HADİSLERDE DERVİŞLİK

Enes Radıyallahu Anh hazretlerinde rivayet edilen hadisi şerifte Hazreti Muhammed Sallallahu aleyhi vesellem efendimiz buyuruyor: “Ey Ümmet-i Ashabım! Yolunuz cennet bahçelerine uğrarsa otlayın, çok faydalanın, manevi meyvelerinden çok yiyiniz.” buyurunca Ashab-ı Kiram: “Ya Resûlullah! Dünyada cennet bahçesi var mıdır? O halde cennet bahçesi nedir?” diye sordular. O zaman buyurdu ki: “Zikir halkaları, cennet bahçeleridir.” Zikir halkasının adeta cennet bahçesi olduğunu beyan buyurmakla, zikir için birçok kişinin toplanıp yani daire kurup zikir eylemelerini cennet bahçesine benzetmiş ve ona katılmayı emir buyurmuşlardır.2

İbn-i Abbas Radıyallahu Anh hazretlerinde rivayet edilen hadisi şerifte Hazreti Muhammed Sallallahu aleyhi vesellem efendimiz şöyle buyuruyorlar: Meleklerin adeta hücum ettikleri ve zikir halkaları da öyle olduğundan cennet bahçesi olduğu ve sayıldığı yazılmıştır. Üç taife insanlar, şeytanın ve onun askerlerinin şerrinden korunmuşlardır.

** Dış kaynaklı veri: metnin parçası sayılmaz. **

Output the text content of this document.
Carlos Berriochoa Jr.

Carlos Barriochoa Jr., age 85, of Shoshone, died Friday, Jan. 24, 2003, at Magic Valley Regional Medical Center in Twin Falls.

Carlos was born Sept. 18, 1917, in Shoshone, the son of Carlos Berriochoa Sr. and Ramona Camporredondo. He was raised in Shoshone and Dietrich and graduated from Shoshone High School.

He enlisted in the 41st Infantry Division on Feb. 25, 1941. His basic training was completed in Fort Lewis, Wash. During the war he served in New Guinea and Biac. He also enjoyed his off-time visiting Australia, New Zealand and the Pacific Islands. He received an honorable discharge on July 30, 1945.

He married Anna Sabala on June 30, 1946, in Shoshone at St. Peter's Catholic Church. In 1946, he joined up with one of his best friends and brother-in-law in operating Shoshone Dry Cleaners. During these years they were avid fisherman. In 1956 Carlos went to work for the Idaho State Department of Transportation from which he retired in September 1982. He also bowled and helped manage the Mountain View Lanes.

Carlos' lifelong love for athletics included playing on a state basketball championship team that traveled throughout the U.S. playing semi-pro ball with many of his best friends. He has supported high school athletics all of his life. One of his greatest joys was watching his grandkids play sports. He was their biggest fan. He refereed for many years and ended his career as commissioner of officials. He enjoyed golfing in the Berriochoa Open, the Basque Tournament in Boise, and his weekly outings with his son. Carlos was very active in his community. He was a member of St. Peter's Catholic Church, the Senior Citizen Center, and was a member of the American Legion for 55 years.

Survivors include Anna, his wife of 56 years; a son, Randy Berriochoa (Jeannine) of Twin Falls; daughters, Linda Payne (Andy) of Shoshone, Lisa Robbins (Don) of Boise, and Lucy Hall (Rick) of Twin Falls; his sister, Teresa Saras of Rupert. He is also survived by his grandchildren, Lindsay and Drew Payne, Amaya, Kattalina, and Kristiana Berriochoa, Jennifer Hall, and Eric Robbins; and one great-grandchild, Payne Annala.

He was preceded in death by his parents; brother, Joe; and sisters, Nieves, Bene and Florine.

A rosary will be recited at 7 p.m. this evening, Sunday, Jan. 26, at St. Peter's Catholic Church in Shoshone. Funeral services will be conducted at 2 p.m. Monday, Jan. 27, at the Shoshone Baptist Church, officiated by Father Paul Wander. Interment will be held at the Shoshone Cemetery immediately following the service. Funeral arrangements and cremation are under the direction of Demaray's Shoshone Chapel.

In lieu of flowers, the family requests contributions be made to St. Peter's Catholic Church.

· Birincisi: Gece ve gündüz Allah Celle Celaluhü Hazretleri’ni çok zikredenler.

· İkincisi: Seher vaktinde istiğfar eyleyenler.

· Üçüncüsü: Allah Celle Celaluhü Hazretleri’nin korkusundan çok ağlayanlardır.3

Hangi camide Allah Celle Celaluhü Hazretleri’nin rızası için zikir edilirse, melekler bu zikredenleri kuşatırlar, etraflarında dönerler ve: “Daha fazla zikrediniz de, Allah Celle Celaluhü Hazretleri de size rahmetini artırsın.” derler. Yaptıkları zikir bu meleklerin arasında ve meleklerin kanatları açılmış olarak göğe çıkar.4 Bu Hadis-i Şerif’te de camilerde cemaatle zikir yapılması açıkça emir buyrulmuş ve müminler bu ibadete teşvik olunmuşlardır.

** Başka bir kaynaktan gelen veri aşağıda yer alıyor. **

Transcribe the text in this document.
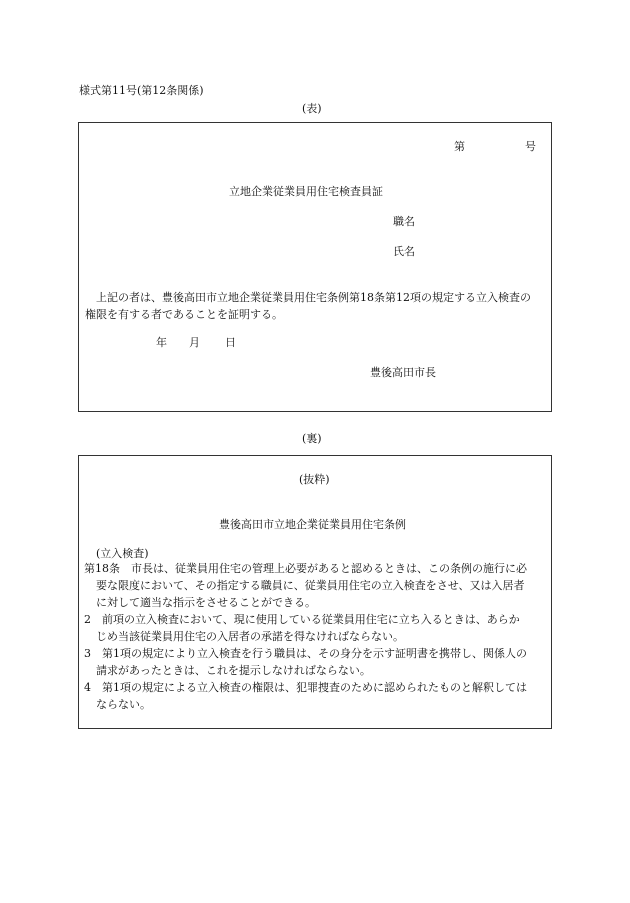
様式第11号(第12条関係)
(表)
第	号
立地企業従業員用住宅検査員証
職名
氏名
上記の者は、豊後高田市立地企業従業員用住宅条例第18条第12項の規定する立入検査の
権限を有する者であることを証明する。
年 月 日
豊後高田市長
(裏)
(抜粋)
豊後高田市立地企業従業員用住宅条例
(立入検査)
第18条　市長は、従業員用住宅の管理上必要があると認めるときは、この条例の施行に必
要な限度において、その指定する職員に、従業員用住宅の立入検査をさせ、又は入居者
に対して適当な指示をさせることができる。
2　前項の立入検査において、現に使用している従業員用住宅に立ち入るときは、あらか
じめ当該従業員用住宅の入居者の承諾を得なければならない。
3　第1項の規定により立入検査を行う職員は、その身分を示す証明書を携帯し、関係人の
請求があったときは、これを提示しなければならない。
4　第1項の規定による立入検査の権限は、犯罪捜査のために認められたものと解釈しては
ならない。
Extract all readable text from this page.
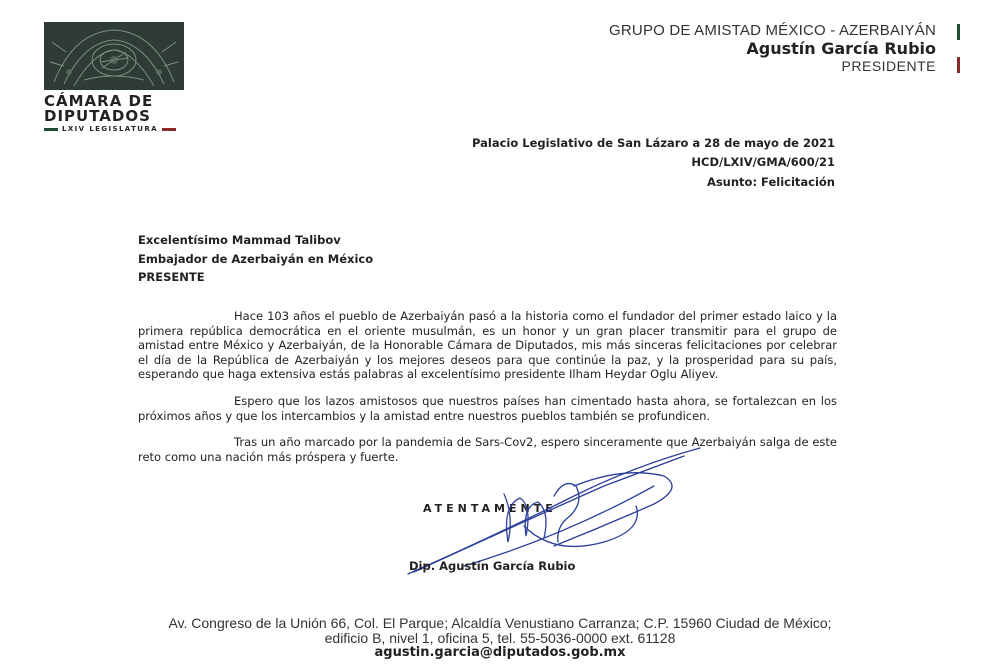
CÁMARA DE
DIPUTADOS
LXIV LEGISLATURA
GRUPO DE AMISTAD MÉXICO - AZERBAIYÁN
Agustín García Rubio
PRESIDENTE
Palacio Legislativo de San Lázaro a 28 de mayo de 2021
HCD/LXIV/GMA/600/21
Asunto: Felicitación
Excelentísimo Mammad Talibov
Embajador de Azerbaiyán en México
PRESENTE

Hace 103 años el pueblo de Azerbaiyán pasó a la historia como el fundador del primer estado laico y la primera república democrática en el oriente musulmán, es un honor y un gran placer transmitir para el grupo de amistad entre México y Azerbaiyán, de la Honorable Cámara de Diputados, mis más sinceras felicitaciones por celebrar el día de la República de Azerbaiyán y los mejores deseos para que continúe la paz, y la prosperidad para su país, esperando que haga extensiva estás palabras al excelentísimo presidente Ilham Heydar Oglu Aliyev.

Espero que los lazos amistosos que nuestros países han cimentado hasta ahora, se fortalezcan en los próximos años y que los intercambios y la amistad entre nuestros pueblos también se profundicen.

Tras un año marcado por la pandemia de Sars-Cov2, espero sinceramente que Azerbaiyán salga de este reto como una nación más próspera y fuerte.

ATENTAMENTE
Dip. Agustín García Rubio
Av. Congreso de la Unión 66, Col. El Parque; Alcaldía Venustiano Carranza; C.P. 15960 Ciudad de México;
edificio B, nivel 1, oficina 5, tel. 55-5036-0000 ext. 61128
agustin.garcia@diputados.gob.mx
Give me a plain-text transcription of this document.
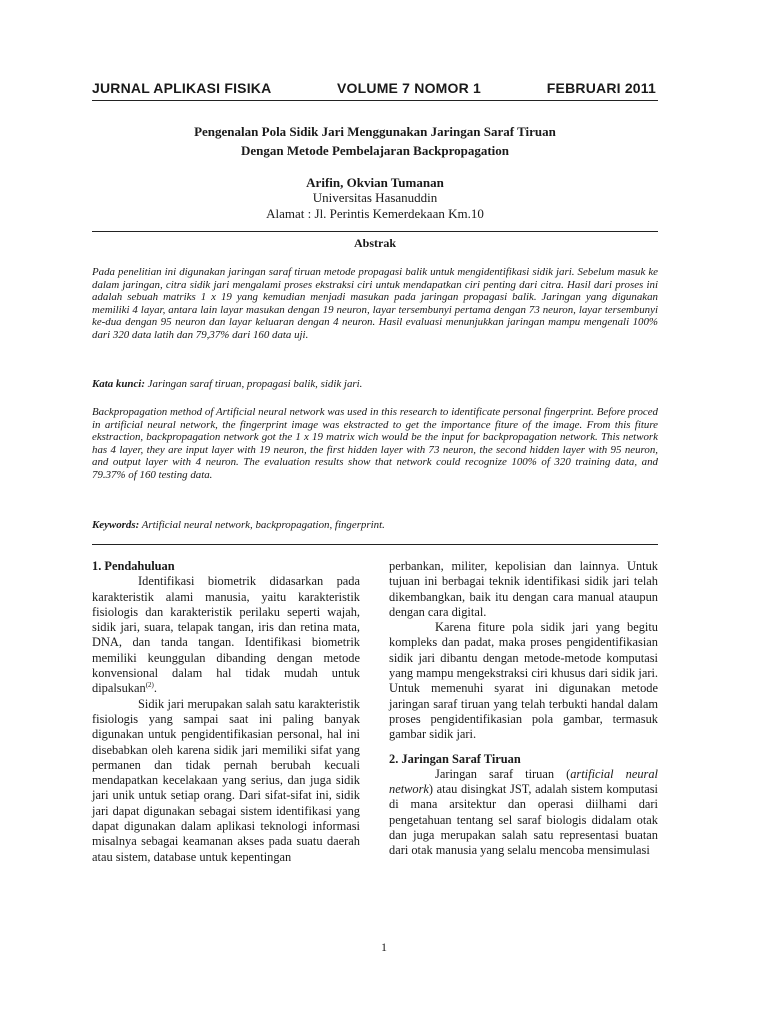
JURNAL APLIKASI FISIKA	VOLUME 7 NOMOR 1	FEBRUARI 2011
Pengenalan Pola Sidik Jari Menggunakan Jaringan Saraf Tiruan
Dengan Metode Pembelajaran Backpropagation
Arifin, Okvian Tumanan
Universitas Hasanuddin
Alamat : Jl. Perintis Kemerdekaan Km.10
Abstrak
Pada penelitian ini digunakan jaringan saraf tiruan metode propagasi balik untuk mengidentifikasi sidik jari. Sebelum masuk ke dalam jaringan, citra sidik jari mengalami proses ekstraksi ciri untuk mendapatkan ciri penting dari citra. Hasil dari proses ini adalah sebuah matriks 1 x 19 yang kemudian menjadi masukan pada jaringan propagasi balik. Jaringan yang digunakan memiliki 4 layar, antara lain layar masukan dengan 19 neuron, layar tersembunyi pertama dengan 73 neuron, layar tersembunyi ke-dua dengan 95 neuron dan layar keluaran dengan 4 neuron. Hasil evaluasi menunjukkan jaringan mampu mengenali 100% dari 320 data latih dan 79,37% dari 160 data uji.
Kata kunci: Jaringan saraf tiruan, propagasi balik, sidik jari.
Backpropagation method of Artificial neural network was used in this research to identificate personal fingerprint. Before proced in artificial neural network, the fingerprint image was ekstracted to get the importance fiture of the image. From this fiture ekstraction, backpropagation network got the 1 x 19 matrix wich would be the input for backpropagation network. This network has 4 layer, they are input layer with 19 neuron, the first hidden layer with 73 neuron, the second hidden layer with 95 neuron, and output layer with 4 neuron. The evaluation results show that network could recognize 100% of 320 training data, and 79.37% of 160 testing data.
Keywords: Artificial neural network, backpropagation, fingerprint.

1. Pendahuluan

Identifikasi biometrik didasarkan pada karakteristik alami manusia, yaitu karakteristik fisiologis dan karakteristik perilaku seperti wajah, sidik jari, suara, telapak tangan, iris dan retina mata, DNA, dan tanda tangan. Identifikasi biometrik memiliki keunggulan dibanding dengan metode konvensional dalam hal tidak mudah untuk dipalsukan$^{(2)}$.

Sidik jari merupakan salah satu karakteristik fisiologis yang sampai saat ini paling banyak digunakan untuk pengidentifikasian personal, hal ini disebabkan oleh karena sidik jari memiliki sifat yang permanen dan tidak pernah berubah kecuali mendapatkan kecelakaan yang serius, dan juga sidik jari unik untuk setiap orang. Dari sifat-sifat ini, sidik jari dapat digunakan sebagai sistem identifikasi yang dapat digunakan dalam aplikasi teknologi informasi misalnya sebagai keamanan akses pada suatu daerah atau sistem, database untuk kepentingan

perbankan, militer, kepolisian dan lainnya. Untuk tujuan ini berbagai teknik identifikasi sidik jari telah dikembangkan, baik itu dengan cara manual ataupun dengan cara digital.

Karena fiture pola sidik jari yang begitu kompleks dan padat, maka proses pengidentifikasian sidik jari dibantu dengan metode-metode komputasi yang mampu mengekstraksi ciri khusus dari sidik jari. Untuk memenuhi syarat ini digunakan metode jaringan saraf tiruan yang telah terbukti handal dalam proses pengidentifikasian pola gambar, termasuk gambar sidik jari.

2. Jaringan Saraf Tiruan

Jaringan saraf tiruan (artificial neural network) atau disingkat JST, adalah sistem komputasi di mana arsitektur dan operasi diilhami dari pengetahuan tentang sel saraf biologis didalam otak dan juga merupakan salah satu representasi buatan dari otak manusia yang selalu mencoba mensimulasi

1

Ashab-ı Kiram sordular: “Ya Resûlullah! Müferridün kimdir? Buyurdu ki: “Allah Celle Celaluhü Hazretleri’ni çok zikredenlerdir. Onlar Allah Celle Celaluhü Hazretleri’nin zikrini ziyade severler ve çok devam ederler. Haklarında dedikodu yapan münafıklara aldırış etmezler. İşte bunların zikri ağırlığını yani günahlarını döker. Cenabı Hakk Celle Celaluhü hazretlerine kıyamet gününde günahsız olarak hafifçe vuslat ederler.”5

Ashab’dan İbni Edra Radıyallahu anh Hazretleri’nin rivayet ediyor: “Bir gece Hazreti Resulûllah Sallallahu aleyhi vesellem Efendimiz’le giderken mescide uğradık. Bir kişi yüksek sesle zikir yapıyordu. Bunu görünce ‘Ya Resûlullah! Bu belki bir müraidir, gösteriş yapıyor.’ dedim. O zaman cevaben buyurdu ki: ‘Hayır o ervahtır yani Allah Celle Celaluhü Hazretleri’nin aşığıdır. Çok ah çeken bir şahıstır, ona dil uzatmayın.’ dedi.6 Dolayısıyla derviş, Allah Celle Celaluhü Hazretleri’ni çokça anan, O’ndan gereği şekilde korkan ve O’nu her zaman hatırlayan insandır.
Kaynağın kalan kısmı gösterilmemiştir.